Já fazem anos que todos os contratos da F-1 têm claúsulas sobre o rompimento de acordos. Quem não honrar seus compromissos está afeito a sofrer as conseqüências de seus atos. Ecclestone nunca escondeu sua admiração pelo autoritarismo, até porque nunca gostou de vozes dissidentes. E os times da categoria, por sua vez, também cultuam uma parte deste autoritarismo: pilotos, projetistas, etc, todos estão amarrados por contratos que prevêem conseqüências no caso de alguém resolver bancar o “rebelde”, leia-se quase sempre multas milionárias, para não falar de outras conseqüências veladas, nunca admitidas oficialmente, mas amplamente aceitas na intimidade.
No caso da não-realização de um GP, estão em jogo as taxas de realização da corrida, participação nos prêmios decorrentes da etapa, além de custos de transporte e outros pormenores. Cada equipe que faltar a um GP perde os direitos de prêmios do campeonato referentes àquela etapa, além de ser punida com uma multa, além de outros pormenores. Pilotos que se recusarem a correr também podem ser punidos com multas, e até serem excluídos do campeonato, em casos extremos, ou suspensos, além do fato de que seus times podem demiti-los até sumariamente. Ou cada um entra na dança, ou simplesmente não dança. O jogo, infelizmente, é bruto e claro. O esporte...ora, o esporte... Desde que passou a movimentar enormes somas de dinheiro que os negócios passaram a ditar os rumos da categoria, e ninguém quer deixar de ganhar uma porção da fatia deste bolo.
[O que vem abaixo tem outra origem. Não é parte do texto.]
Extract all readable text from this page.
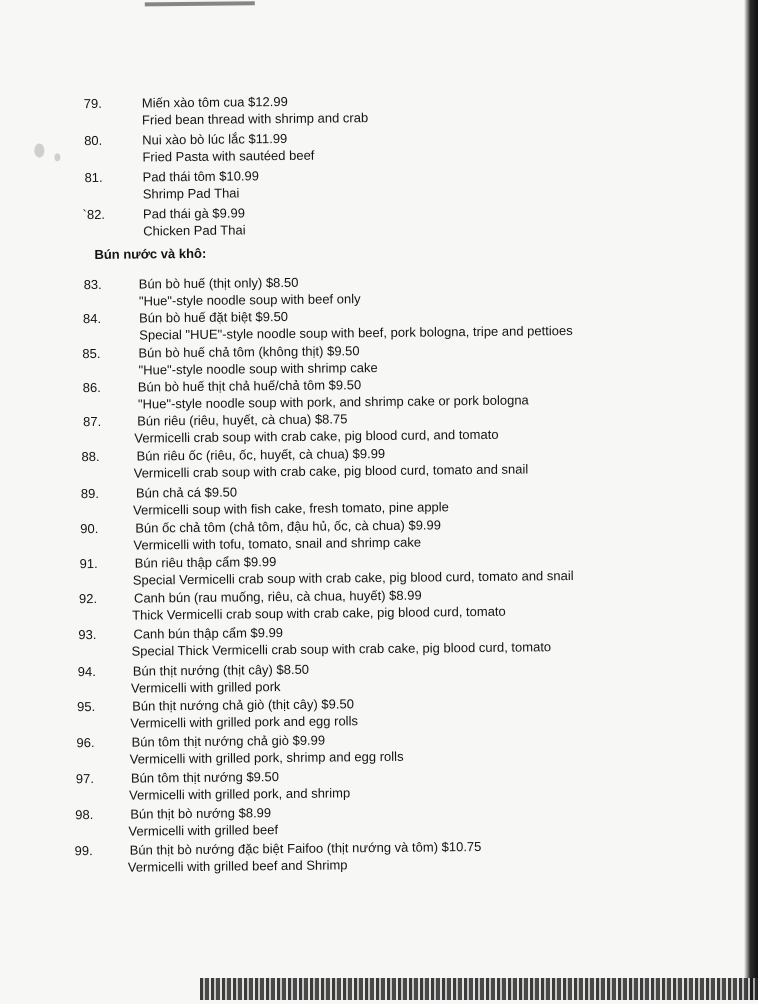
79.	Miến xào tôm cua $12.99
Fried bean thread with shrimp and crab
80.	Nui xào bò lúc lắc $11.99
Fried Pasta with sautéed beef
81.	Pad thái tôm $10.99
Shrimp Pad Thai
`82.	Pad thái gà $9.99
Chicken Pad Thai
Bún nước và khô:
83.	Bún bò huế (thịt only) $8.50
"Hue"-style noodle soup with beef only
84.	Bún bò huế đặt biệt $9.50
Special "HUE"-style noodle soup with beef, pork bologna, tripe and pettioes
85.	Bún bò huế chả tôm (không thịt) $9.50
"Hue"-style noodle soup with shrimp cake
86.	Bún bò huế thịt chả huế/chả tôm $9.50
"Hue"-style noodle soup with pork, and shrimp cake or pork bologna
87.	Bún riêu (riêu, huyết, cà chua) $8.75
Vermicelli crab soup with crab cake, pig blood curd, and tomato
88.	Bún riêu ốc (riêu, ốc, huyết, cà chua) $9.99
Vermicelli crab soup with crab cake, pig blood curd, tomato and snail
89.	Bún chả cá $9.50
Vermicelli soup with fish cake, fresh tomato, pine apple
90.	Bún ốc chả tôm (chả tôm, đậu hủ, ốc, cà chua) $9.99
Vermicelli with tofu, tomato, snail and shrimp cake
91.	Bún riêu thập cẩm $9.99
Special Vermicelli crab soup with crab cake, pig blood curd, tomato and snail
92.	Canh bún (rau muống, riêu, cà chua, huyết) $8.99
Thick Vermicelli crab soup with crab cake, pig blood curd, tomato
93.	Canh bún thập cẩm $9.99
Special Thick Vermicelli crab soup with crab cake, pig blood curd, tomato
94.	Bún thịt nướng (thịt cây) $8.50
Vermicelli with grilled pork
95.	Bún thịt nướng chả giò (thịt cây) $9.50
Vermicelli with grilled pork and egg rolls
96.	Bún tôm thịt nướng chả giò $9.99
Vermicelli with grilled pork, shrimp and egg rolls
97.	Bún tôm thịt nướng $9.50
Vermicelli with grilled pork, and shrimp
98.	Bún thịt bò nướng $8.99
Vermicelli with grilled beef
99.	Bún thịt bò nướng đặc biệt Faifoo (thịt nướng và tôm) $10.75
Vermicelli with grilled beef and Shrimp
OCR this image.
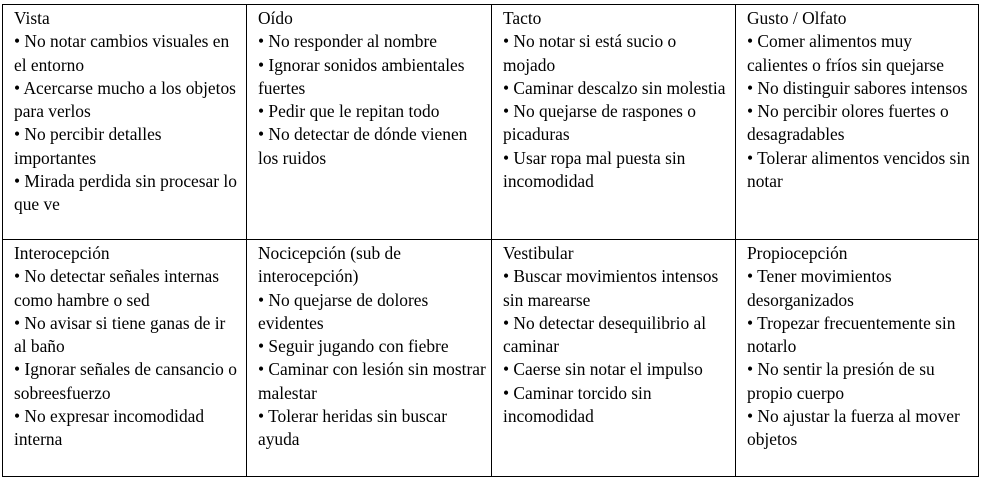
Vista
• No notar cambios visuales en el entorno
• Acercarse mucho a los objetos para verlos
• No percibir detalles importantes
• Mirada perdida sin procesar lo que ve	Oído
• No responder al nombre
• Ignorar sonidos ambientales fuertes
• Pedir que le repitan todo
• No detectar de dónde vienen los ruidos	Tacto
• No notar si está sucio o mojado
• Caminar descalzo sin molestia
• No quejarse de raspones o picaduras
• Usar ropa mal puesta sin incomodidad	Gusto / Olfato
• Comer alimentos muy calientes o fríos sin quejarse
• No distinguir sabores intensos
• No percibir olores fuertes o desagradables
• Tolerar alimentos vencidos sin notar

Interocepción
• No detectar señales internas como hambre o sed
• No avisar si tiene ganas de ir al baño
• Ignorar señales de cansancio o sobreesfuerzo
• No expresar incomodidad interna	Nocicepción (sub de interocepción)
• No quejarse de dolores evidentes
• Seguir jugando con fiebre
• Caminar con lesión sin mostrar malestar
• Tolerar heridas sin buscar ayuda	Vestibular
• Buscar movimientos intensos sin marearse
• No detectar desequilibrio al caminar
• Caerse sin notar el impulso
• Caminar torcido sin incomodidad	Propiocepción
• Tener movimientos desorganizados
• Tropezar frecuentemente sin notarlo
• No sentir la presión de su propio cuerpo
• No ajustar la fuerza al mover objetos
No caso do cancelamento da prova barenita, já tem muita gente querendo o cancelamento da corrida, passando por times, pilotos, jornalistas, etc. O problema é quem vai dar o passo inicial e cair fora desta que já está sendo considerada a grande roubada do ano da categoria. No ano passado, o governo barenita deu o aval para o cancelamento da corrida, aceitando que não havia condições, àquela altura, de sediar a corrida com total normalidade e segurança. Quando é o organizador que assume que não há condições de promover a corrida, normalmente ele perde o dinheiro da taxa que paga para poder sediar o GP, que no caso do Bahrein, dizem ultrapassar os trinta milhões de euros. Se fosse a FIA ou a FOM, este dinheiro teria de ser devolvido aos organizadores, pois a quebra do contrato não seria deles. Da mesma maneira, se o cancelamento partir das escuderias, que poderiam se recusar a correr no Bahrein, elas estariam sujeitas a perda dos direitos de premiação relativas a corrida, além de multas por falta de cumprimento de suas obrigações, entre as quais estarem presentes obrigatoriamente a todas as corridas. E essa falta ao GP poderia sujeitar os times a sofrerem outras punições, como suspensão, perda de pontos, e outros castigos.
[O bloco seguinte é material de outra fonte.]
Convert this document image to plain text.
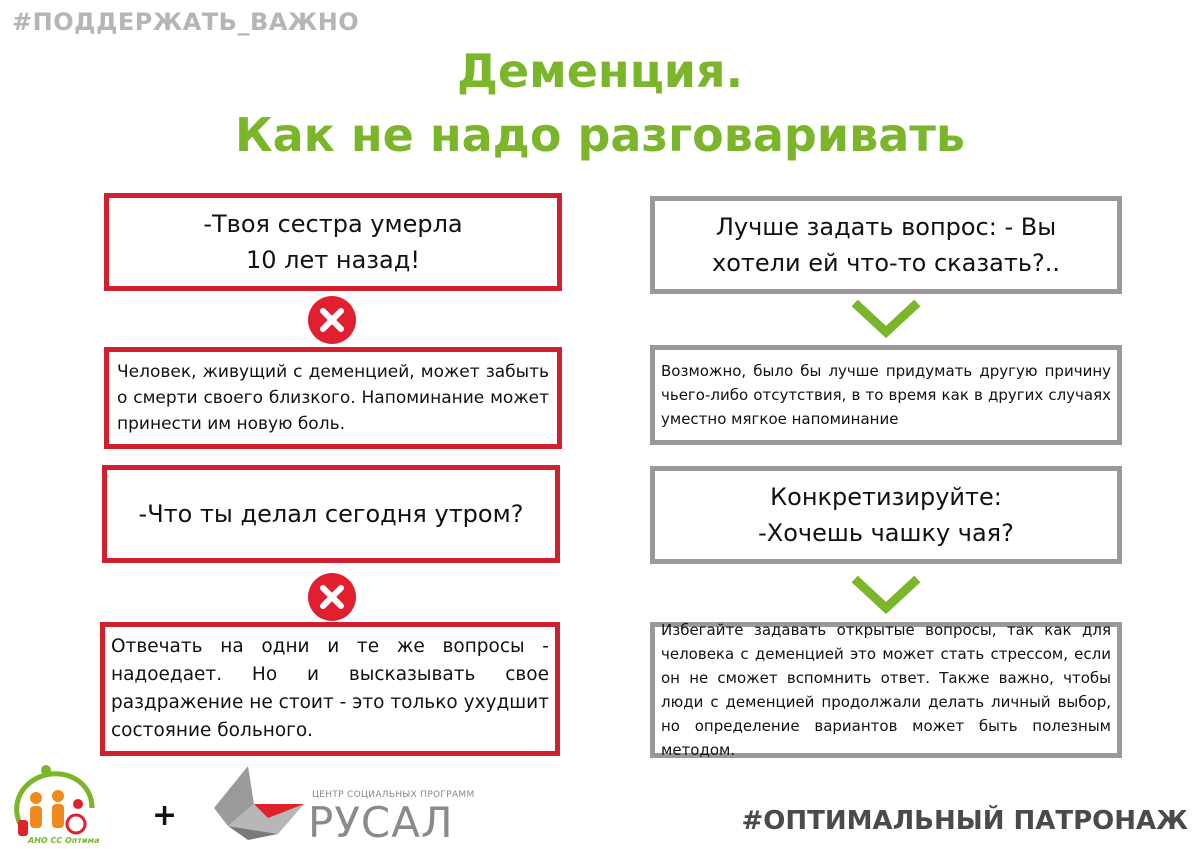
#ПОДДЕРЖАТЬ_ВАЖНО
Деменция.
Как не надо разговаривать
-Твоя сестра умерла
10 лет назад!
Человек, живущий с деменцией, может забыть о смерти своего близкого. Напоминание может принести им новую боль.
-Что ты делал сегодня утром?
Отвечать на одни и те же вопросы - надоедает. Но и высказывать свое раздражение не стоит - это только ухудшит состояние больного.
Лучше задать вопрос: - Вы
хотели ей что-то сказать?..
Возможно, было бы лучше придумать другую причину чьего-либо отсутствия, в то время как в других случаях уместно мягкое напоминание
Конкретизируйте:
-Хочешь чашку чая?
Избегайте задавать открытые вопросы, так как для человека с деменцией это может стать стрессом, если он не сможет вспомнить ответ. Также важно, чтобы люди с деменцией продолжали делать личный выбор, но определение вариантов может быть полезным методом.
АНО СС Оптима
+
ЦЕНТР СОЦИАЛЬНЫХ ПРОГРАММ
РУСАЛ	#ОПТИМАЛЬНЫЙ ПАТРОНАЖ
Para se cancelar uma corrida assim, de modo a ninguém, ou melhor, a saírem perdendo o mínimo possível, todos têm de entrar em acordo para decidir que não haverá GP. O problema é obter essa união na categoria. O exemplo da Fota está aí para nos mostrar que as escuderias puxam a sardinha para o seu lado conforme a necessidade, e ninguém concorda com nada se não for ter uma compensação pela sua concordância. Assim, até o presente momento em que esta coluna está sendo finalizada, todos querem sair desta roubada, mas ninguém quer assumir a dianteira na decisão, por causa das implicações contratuais em que estão metidos.
Do lado de “fora”, há ouve vozes fortes contra a prova: Damon Hill, do BRDC, disse que se a F-1 correr por lá, será apenas pelo dinheiro, e que a situação é preocupante. Um Ministro do Interior do Bahrein declarou que pode ser perigosa a realização da corrida, especialmente se os protestantes resolverem invadir o circuito, e por tabela, a pista, durante a realização da prova. John Yates afirmou que para ter segurança mesmo, só realizando um verdadeiro cerco militar, o que iria prejudicar e muito a imagem da corrida, e da própria F-1. O que está se afirmando é que não há como prever se a corrida agirá como um verdadeiro estopim para colocar o Bahrein em ebulição total. A cada dia que se aproxima a data da prova, manifestações crescem no pequeno país. E se os manifestantes resolverem fazer uma verdadeira invasão em massa do autódromo, ninguém sabe o que poderá acontecer. A Primavera Árabe já mostrou que o Oriente Médio pode explodir muito facilmente. A F-1 vai querer correr este risco?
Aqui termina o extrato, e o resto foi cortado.